Namun mesti disadari oleh koalis PKS-Gerindra-PAN, bahwa kondisi dan situasi pilgub DKI Jakarta tak bisa serta merta disamakan dengan dinamika politik yang akan terjadi di Jawa Barat. Di ibukota, PKS-Gerindra (plus PAN di putaran ke dua) dan didorong oleh komponen ummat Islam dalam gerakan moral 212 memang mampu menciptakan situasi dan semangat “pertempuran” head to head cagub muslim versus cagub non-muslim. Tapi isu agama tak akan efektif dan tak akan terjadi di Jawa Barat, begitu analisis politik Eep Saefullah Fattah.
Pun berbeda dinamika politik Jakarta dan Jabar, koalisi tiga partai ini masih bisa menduplikasi beberapa instrumen “perang” kemenangan Anies-Sandi untuk kemenangan Sudrajat Syaikhu di Jawa Barat.
Ibarat perang, Jawa Barat sebagai wilayah tetangga DKI Jakarta, maka bau mesiu sisa-sisa pertempuran di Jakarta masih terasa di Jawa Barat. Terlebih Jabar menjadi suplier terbesar rombongan gerakan 212 di Monas. Bahkan militansi para mujahid pejalan kaki puluhan dan ratusan kilometer yang meramaikan aksi 212 waktu itu mayoritas bersumber dari kantong-kantong Jawa Barat. Perpaduan yang efektif antara koalisi tiga partai dan komunitas 212 di Jawa Barat sangat memungkinkan untuk menjadikan jagoannya, Sudrajat-Syaikhu, melanjutkan kepemimpinan Gubernur Ahmad Heriawan. Sinyal ini terlihat dengan kehadiran Aa Gym sebagai pentolan 212 saat deklarasi pasangan yang diusung oleh PKS-Gerindra-PAN ini.
Strategi meng-AniesSandi-kan Sudrajat-Syaikhu sedang dirancang. Maka, memori publik patut disadarkan dan diingatkan kembali.
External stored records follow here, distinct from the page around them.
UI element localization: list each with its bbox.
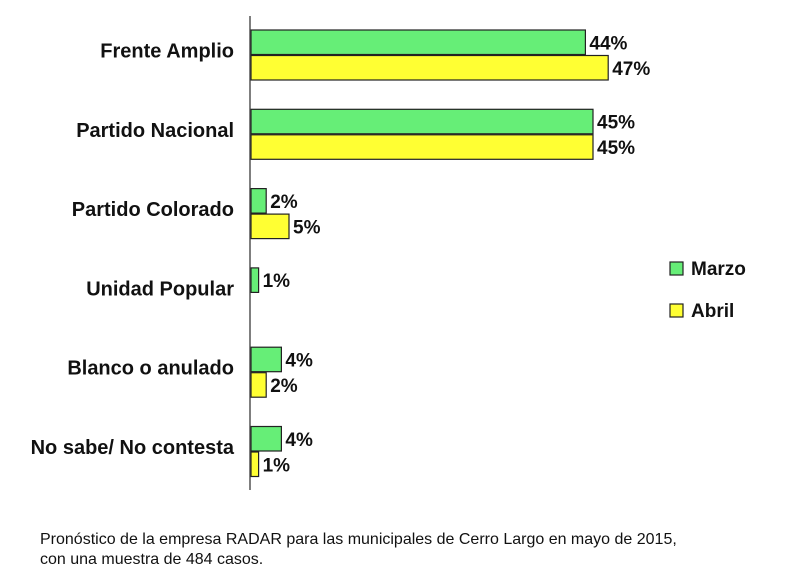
category-label-no-sabe-no-contesta: No sabe/ No contesta <box>31 437 235 459</box>
value-label-marzo-no-sabe-no-contesta: 4% <box>285 430 313 451</box>
figure-caption: Pronóstico de la empresa RADAR para las … <box>40 530 780 570</box>
value-label-marzo-partido-colorado: 2% <box>270 192 298 213</box>
legend-swatch-marzo <box>669 261 684 276</box>
value-label-marzo-blanco-o-anulado: 4% <box>285 350 313 371</box>
value-label-abril-blanco-o-anulado: 2% <box>270 376 298 397</box>
legend-swatch-abril <box>669 303 684 318</box>
category-label-partido-colorado: Partido Colorado <box>72 199 234 221</box>
category-label-partido-nacional: Partido Nacional <box>76 120 234 142</box>
caption-line-1: Pronóstico de la empresa RADAR para las … <box>40 531 677 548</box>
bar-marzo-frente-amplio <box>250 29 586 56</box>
value-label-abril-no-sabe-no-contesta: 1% <box>263 455 291 476</box>
legend-label-abril: Abril <box>691 301 734 322</box>
bar-abril-partido-nacional <box>250 134 594 160</box>
value-label-abril-frente-amplio: 47% <box>612 59 650 80</box>
bar-marzo-partido-colorado <box>250 188 267 214</box>
bar-abril-blanco-o-anulado <box>250 372 267 398</box>
bar-marzo-unidad-popular <box>250 267 260 293</box>
bar-abril-partido-colorado <box>250 213 290 240</box>
bar-marzo-blanco-o-anulado <box>250 346 282 373</box>
category-label-blanco-o-anulado: Blanco o anulado <box>67 358 234 380</box>
value-label-marzo-unidad-popular: 1% <box>263 271 291 292</box>
value-label-marzo-frente-amplio: 44% <box>589 33 627 54</box>
legend-label-marzo: Marzo <box>691 259 746 280</box>
value-label-marzo-partido-nacional: 45% <box>597 113 635 134</box>
bar-chart: Frente Amplio 44% 47% Partido Nacional 45% 45… <box>31 16 746 490</box>
value-label-abril-partido-colorado: 5% <box>293 217 321 238</box>
bar-abril-no-sabe-no-contesta <box>250 451 260 478</box>
value-label-abril-partido-nacional: 45% <box>597 138 635 159</box>
category-label-unidad-popular: Unidad Popular <box>86 278 234 300</box>
bar-marzo-partido-nacional <box>250 108 594 135</box>
category-label-frente-amplio: Frente Amplio <box>100 41 234 63</box>
bar-abril-frente-amplio <box>250 54 609 81</box>
bar-marzo-no-sabe-no-contesta <box>250 425 282 452</box>
caption-line-2: con una muestra de 484 casos. <box>40 551 264 568</box>
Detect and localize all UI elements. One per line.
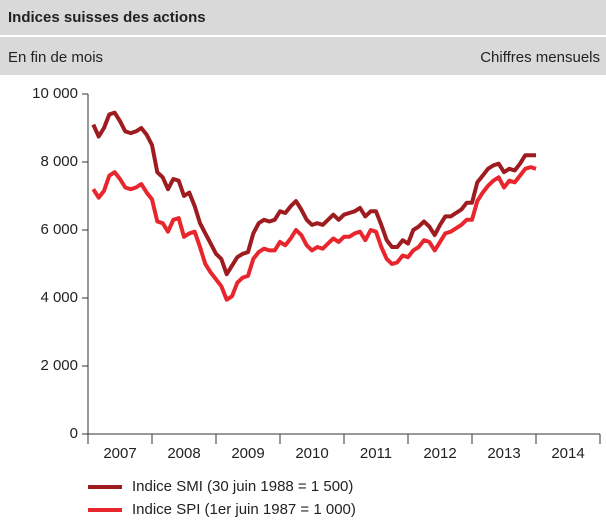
y-tick-label: 10 000 <box>32 85 78 102</box>
x-tick-label: 2010 <box>295 445 328 462</box>
y-tick-label: 6 000 <box>40 221 78 238</box>
y-tick-label: 8 000 <box>40 153 78 170</box>
series-line <box>91 110 536 277</box>
x-tick-label: 2011 <box>360 445 392 462</box>
subtitle-band <box>0 37 606 75</box>
subtitle: En fin de mois <box>8 49 103 66</box>
legend-label: Indice SMI (30 juin 1988 = 1 500) <box>132 478 353 495</box>
x-tick-label: 2009 <box>231 445 264 462</box>
x-tick-label: 2014 <box>551 445 584 462</box>
y-tick-label: 2 000 <box>40 357 78 374</box>
x-tick-label: 2012 <box>423 445 456 462</box>
y-tick-label: 4 000 <box>40 289 78 306</box>
chart-title: Indices suisses des actions <box>8 9 206 26</box>
title-band <box>0 0 606 35</box>
legend-label: Indice SPI (1er juin 1987 = 1 000) <box>132 501 356 518</box>
note: Chiffres mensuels <box>480 49 600 66</box>
x-tick-label: 2008 <box>167 445 200 462</box>
y-tick-label: 0 <box>70 425 78 442</box>
x-tick-label: 2013 <box>487 445 520 462</box>
x-tick-label: 2007 <box>103 445 136 462</box>
series-line <box>91 165 537 302</box>
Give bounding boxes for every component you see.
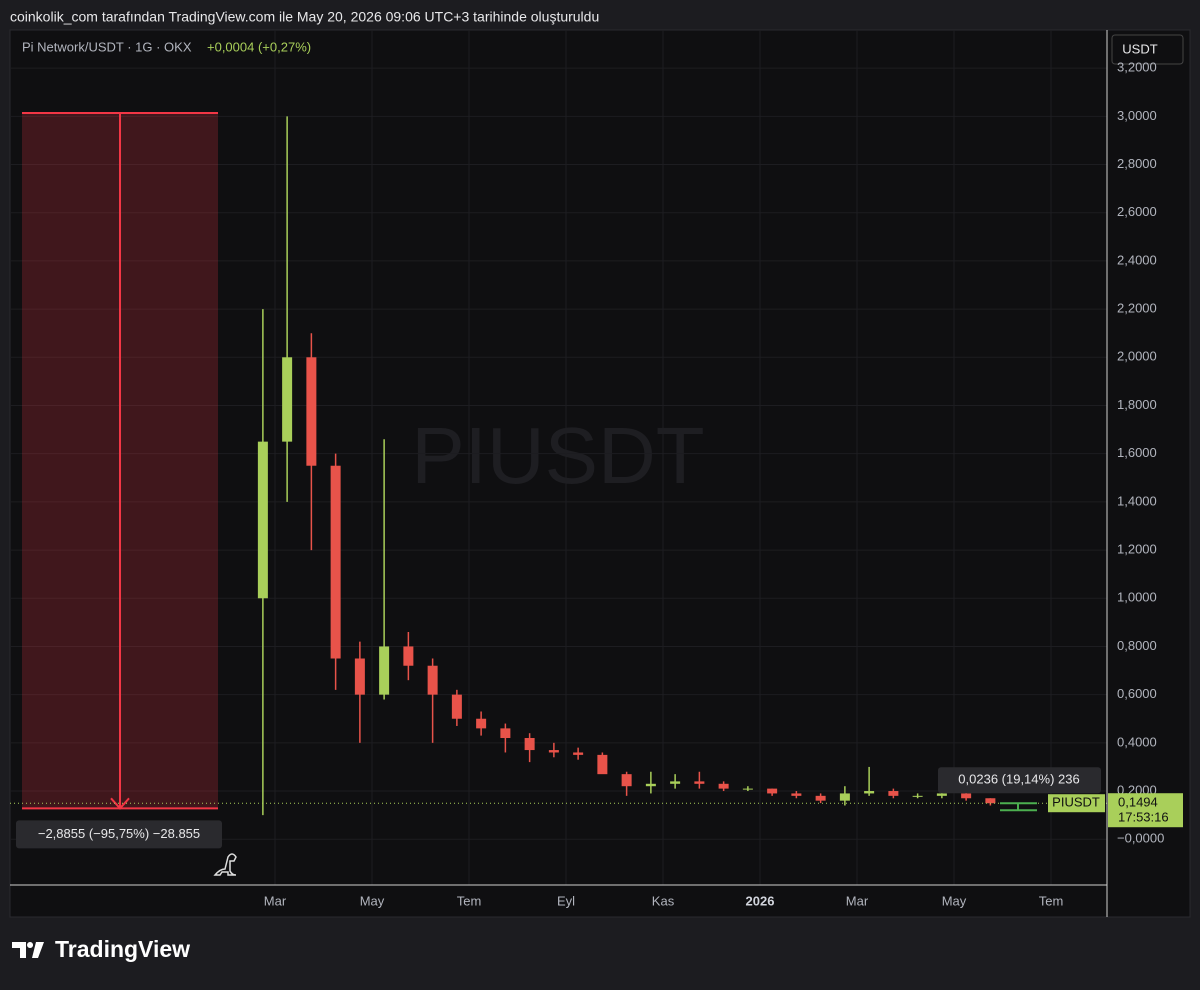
symbol-tag-text: PIUSDT: [1052, 795, 1100, 810]
chart-title: Pi Network/USDT · 1G · OKX: [22, 39, 192, 54]
candle-body: [330, 465, 341, 659]
x-tick-label: 2026: [746, 893, 775, 908]
y-tick-label: 1,8000: [1117, 397, 1157, 412]
small-measure-label: 0,0236 (19,14%) 236: [958, 772, 1079, 787]
y-tick-label: 1,4000: [1117, 493, 1157, 508]
price-tag-text: 0,1494: [1118, 795, 1158, 810]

Pertama, bahwa sejarah kemenangan Anies-Sandi adalah sejarah keharmonisan dua sejoli PKS-Gerindra. Dua partai ini berjuang dan berkorban habis-habisan melawan petahana Ahok yang didukung partai-partai besar berkuasa, serta ditopang kekuatan Istana dan taipan 9 naga tersembunyi. Kini koalisi partai pengusung Anies-Sandi terduplikasi di pilgub Jabar dimana PKS-Gerindra plus PAN kembali berkoalisi untuk kali ini mengusung pasangan Sudrajat-Syaikhu.